28 Mayıs 2020 tarihli Resmi Gazete’de yayımlanan ve aynı tarihte yürürlüğe giren Haksız Fiyat Değerlendirme Kurulu Yönetmeliği (“Yönetmelik”) ile Kurul’un oluşumu, görev ve yetkileri ile üretici, tedarikçi ve perakende işletmelerin fahiş fiyat artışı ve stokçuluk uygulamalarının denetlenmesine ve idari para cezalarının uygulanmasına ilişkin usul ve esasları düzenlenmiştir.
Yönetmelik ile olağanüstü hal, afet ve ekonomik dalgalanma dönemleri ile diğer acil durumlarda üretici, tedarikçi ve perakende işletmeler tarafından satışa sunulan ve kamunun beslenme, sağlıklı yaşama ve korunma gibi temel ihtiyaçlarını karşılamak için zorunlu olan mal ve hizmetlerin fiyatında girdi ve diğer üretim maliyetlerindeki artış gibi haklı bir sebebe dayanmaksızın yapılan aşırı ve adil olmayan artış, fahiş fiyat artışı; piyasada darlık yaratan, piyasa dengesini ve serbest rekabeti bozan faaliyetleri ile tüketicinin mallara ulaşmasını engelleyen faaliyetleri ise stokçuluk olarak tanımlanmıştır.

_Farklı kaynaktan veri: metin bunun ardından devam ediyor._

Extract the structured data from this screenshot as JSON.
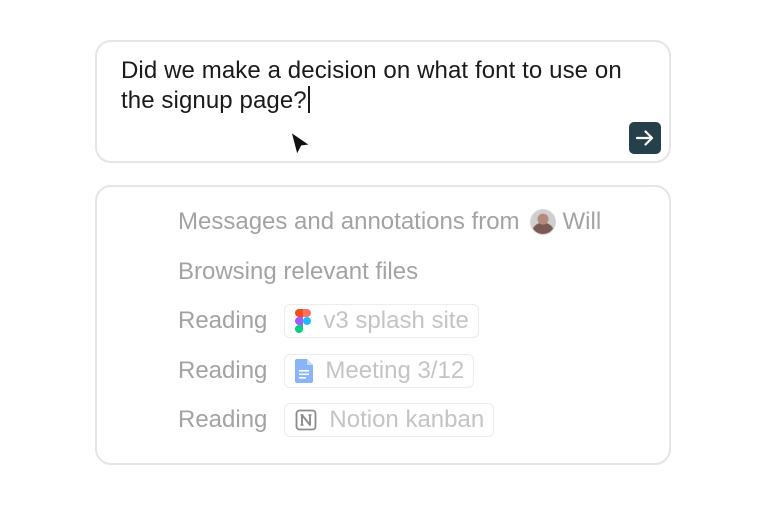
{
  "query": {
    "text": "Did we make a decision on what font to use on the signup page?",
    "send_icon": "arrow-right-icon"
  },
  "activity": {
    "messages_label": "Messages and annotations from",
    "user_name": "Will",
    "browsing_label": "Browsing relevant files",
    "reading_items": [
      {
        "label": "Reading",
        "source": "Figma",
        "icon": "figma-icon",
        "title": "v3 splash site"
      },
      {
        "label": "Reading",
        "source": "Google Docs",
        "icon": "google-docs-icon",
        "title": "Meeting 3/12"
      },
      {
        "label": "Reading",
        "source": "Notion",
        "icon": "notion-icon",
        "title": "Notion kanban"
      }
    ]
  },
  "colors": {
    "send_button": "#25404a",
    "text_primary": "#1a1a1a",
    "text_muted": "#a3a3a3",
    "chip_text": "#c4c4c4",
    "border": "#e5e5e5"
  }
}
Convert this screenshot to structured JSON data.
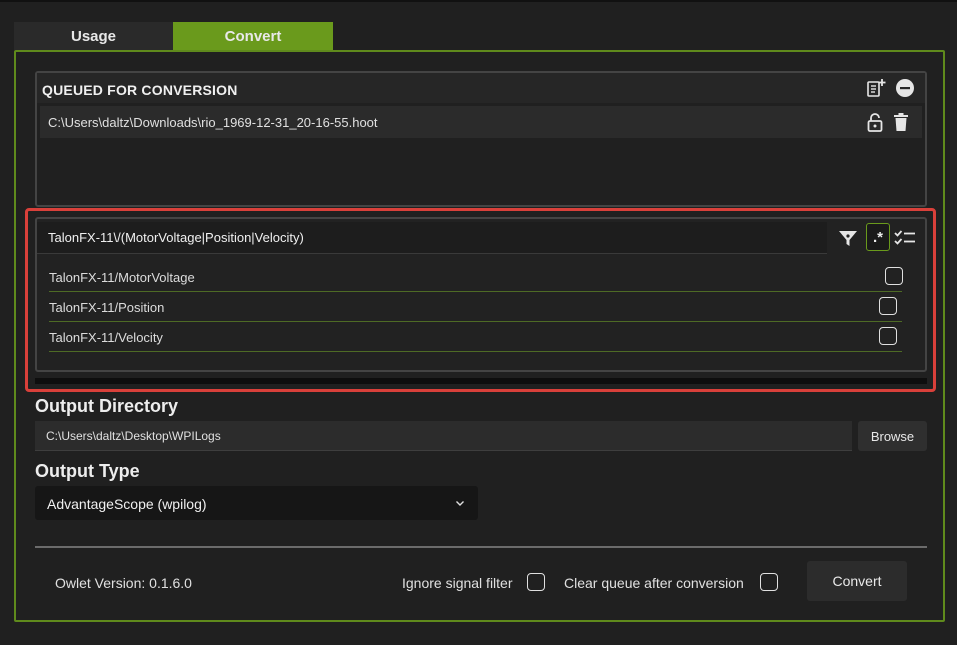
{
  "tabs": [
    {
      "label": "Usage",
      "active": false
    },
    {
      "label": "Convert",
      "active": true
    }
  ],
  "queue": {
    "title": "QUEUED FOR CONVERSION",
    "items": [
      {
        "path": "C:\\Users\\daltz\\Downloads\\rio_1969-12-31_20-16-55.hoot"
      }
    ],
    "header_icons": [
      "add-file-icon",
      "remove-all-icon"
    ],
    "row_icons": [
      "unlock-icon",
      "trash-icon"
    ]
  },
  "filter": {
    "value": "TalonFX-11\\/(MotorVoltage|Position|Velocity)",
    "icons": [
      "filter-funnel-icon",
      "regex-icon",
      "select-all-icon"
    ],
    "regex_label": ".*",
    "signals": [
      {
        "label": "TalonFX-11/MotorVoltage",
        "checked": false
      },
      {
        "label": "TalonFX-11/Position",
        "checked": false
      },
      {
        "label": "TalonFX-11/Velocity",
        "checked": false
      }
    ]
  },
  "output_directory": {
    "title": "Output Directory",
    "value": "C:\\Users\\daltz\\Desktop\\WPILogs",
    "browse_label": "Browse"
  },
  "output_type": {
    "title": "Output Type",
    "selected": "AdvantageScope (wpilog)"
  },
  "footer": {
    "version": "Owlet Version: 0.1.6.0",
    "ignore_filter_label": "Ignore signal filter",
    "ignore_filter_checked": false,
    "clear_queue_label": "Clear queue after conversion",
    "clear_queue_checked": false,
    "convert_label": "Convert"
  },
  "colors": {
    "accent": "#6a9a1c",
    "highlight": "#d9403a",
    "background": "#202020"
  }
}
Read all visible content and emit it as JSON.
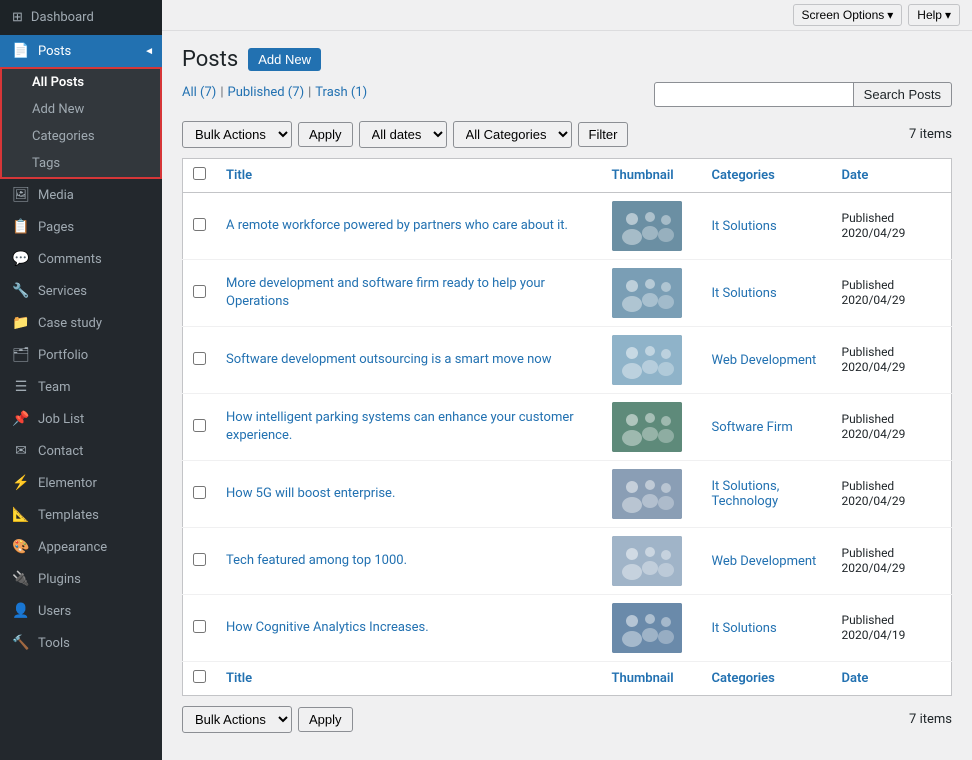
{
  "topbar": {
    "screen_options": "Screen Options",
    "help": "Help"
  },
  "sidebar": {
    "brand": "Dashboard",
    "items": [
      {
        "id": "dashboard",
        "label": "Dashboard",
        "icon": "⊞"
      },
      {
        "id": "posts",
        "label": "Posts",
        "icon": "📄",
        "active": true,
        "arrow": "◄",
        "subitems": [
          {
            "id": "all-posts",
            "label": "All Posts",
            "active": true
          },
          {
            "id": "add-new",
            "label": "Add New"
          },
          {
            "id": "categories",
            "label": "Categories"
          },
          {
            "id": "tags",
            "label": "Tags"
          }
        ]
      },
      {
        "id": "media",
        "label": "Media",
        "icon": "🖼"
      },
      {
        "id": "pages",
        "label": "Pages",
        "icon": "📋"
      },
      {
        "id": "comments",
        "label": "Comments",
        "icon": "💬"
      },
      {
        "id": "services",
        "label": "Services",
        "icon": "🔧"
      },
      {
        "id": "case-study",
        "label": "Case study",
        "icon": "📁"
      },
      {
        "id": "portfolio",
        "label": "Portfolio",
        "icon": "🗂"
      },
      {
        "id": "team",
        "label": "Team",
        "icon": "☰"
      },
      {
        "id": "job-list",
        "label": "Job List",
        "icon": "📌"
      },
      {
        "id": "contact",
        "label": "Contact",
        "icon": "✉"
      },
      {
        "id": "elementor",
        "label": "Elementor",
        "icon": "⚡"
      },
      {
        "id": "templates",
        "label": "Templates",
        "icon": "📐"
      },
      {
        "id": "appearance",
        "label": "Appearance",
        "icon": "🎨"
      },
      {
        "id": "plugins",
        "label": "Plugins",
        "icon": "🔌"
      },
      {
        "id": "users",
        "label": "Users",
        "icon": "👤"
      },
      {
        "id": "tools",
        "label": "Tools",
        "icon": "🔨"
      }
    ]
  },
  "page": {
    "title": "Posts",
    "add_new": "Add New",
    "filter_links": [
      {
        "label": "All",
        "count": 7,
        "active": true
      },
      {
        "label": "Published",
        "count": 7
      },
      {
        "label": "Trash",
        "count": 1
      }
    ],
    "bulk_actions": "Bulk Actions",
    "apply": "Apply",
    "all_dates": "All dates",
    "all_categories": "All Categories",
    "filter": "Filter",
    "items_count": "7 items",
    "search_placeholder": "",
    "search_btn": "Search Posts",
    "columns": {
      "title": "Title",
      "thumbnail": "Thumbnail",
      "categories": "Categories",
      "date": "Date"
    },
    "posts": [
      {
        "id": 1,
        "title": "A remote workforce powered by partners who care about it.",
        "category": "It Solutions",
        "status": "Published",
        "date": "2020/04/29",
        "thumb_color": "#6b8fa3"
      },
      {
        "id": 2,
        "title": "More development and software firm ready to help your Operations",
        "category": "It Solutions",
        "status": "Published",
        "date": "2020/04/29",
        "thumb_color": "#7a9eb5"
      },
      {
        "id": 3,
        "title": "Software development outsourcing is a smart move now",
        "category": "Web Development",
        "status": "Published",
        "date": "2020/04/29",
        "thumb_color": "#8fb3c9"
      },
      {
        "id": 4,
        "title": "How intelligent parking systems can enhance your customer experience.",
        "category": "Software Firm",
        "status": "Published",
        "date": "2020/04/29",
        "thumb_color": "#5e8a7a"
      },
      {
        "id": 5,
        "title": "How 5G will boost enterprise.",
        "category": "It Solutions, Technology",
        "status": "Published",
        "date": "2020/04/29",
        "thumb_color": "#8a9eb5"
      },
      {
        "id": 6,
        "title": "Tech featured among top 1000.",
        "category": "Web Development",
        "status": "Published",
        "date": "2020/04/29",
        "thumb_color": "#a0b4c8"
      },
      {
        "id": 7,
        "title": "How Cognitive Analytics Increases.",
        "category": "It Solutions",
        "status": "Published",
        "date": "2020/04/19",
        "thumb_color": "#6a8aaa"
      }
    ]
  }
}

Bu düzenlemelere aykırılık halinde Kanun’da ve Yönetmelik’te; bir mal veya hizmetin satış fiyatında fahiş fiyat artışı gerçekleştirenlere 10.000 Türk Lirasından 100.000 Türk Lirasına kadar ve piyasada darlık yaratıcı, piyasa dengesini ve serbest rekabeti bozucu faaliyetler ile tüketicinin mallara ulaşmasını engelleyici faaliyetlerde bulunanlara 50.000 Türk Lirasından 500.000 Türk Lirasına kadar idari para cezası öngörülmüştür.
Yönetmelik’in yürürlüğe girmesi ile birlikte idari para cezalarının uygulanmasının hız kazanacağı açıktır. Bu noktada Torba Kanun’un yürürlük tarihi olan 17 Nisan 2020 tarihinden önce fahiş fiyat artışı uygulamaları hakkında Ticaret Bakanlığı’na yapılan başvuruların, 6502 sayılı Tüketicinin Korunması Hakkında Kanun ve ikincil mevzuatı kapsamında Reklam Kurulu tarafından sonuçlandırılacağı belirtmek isteriz.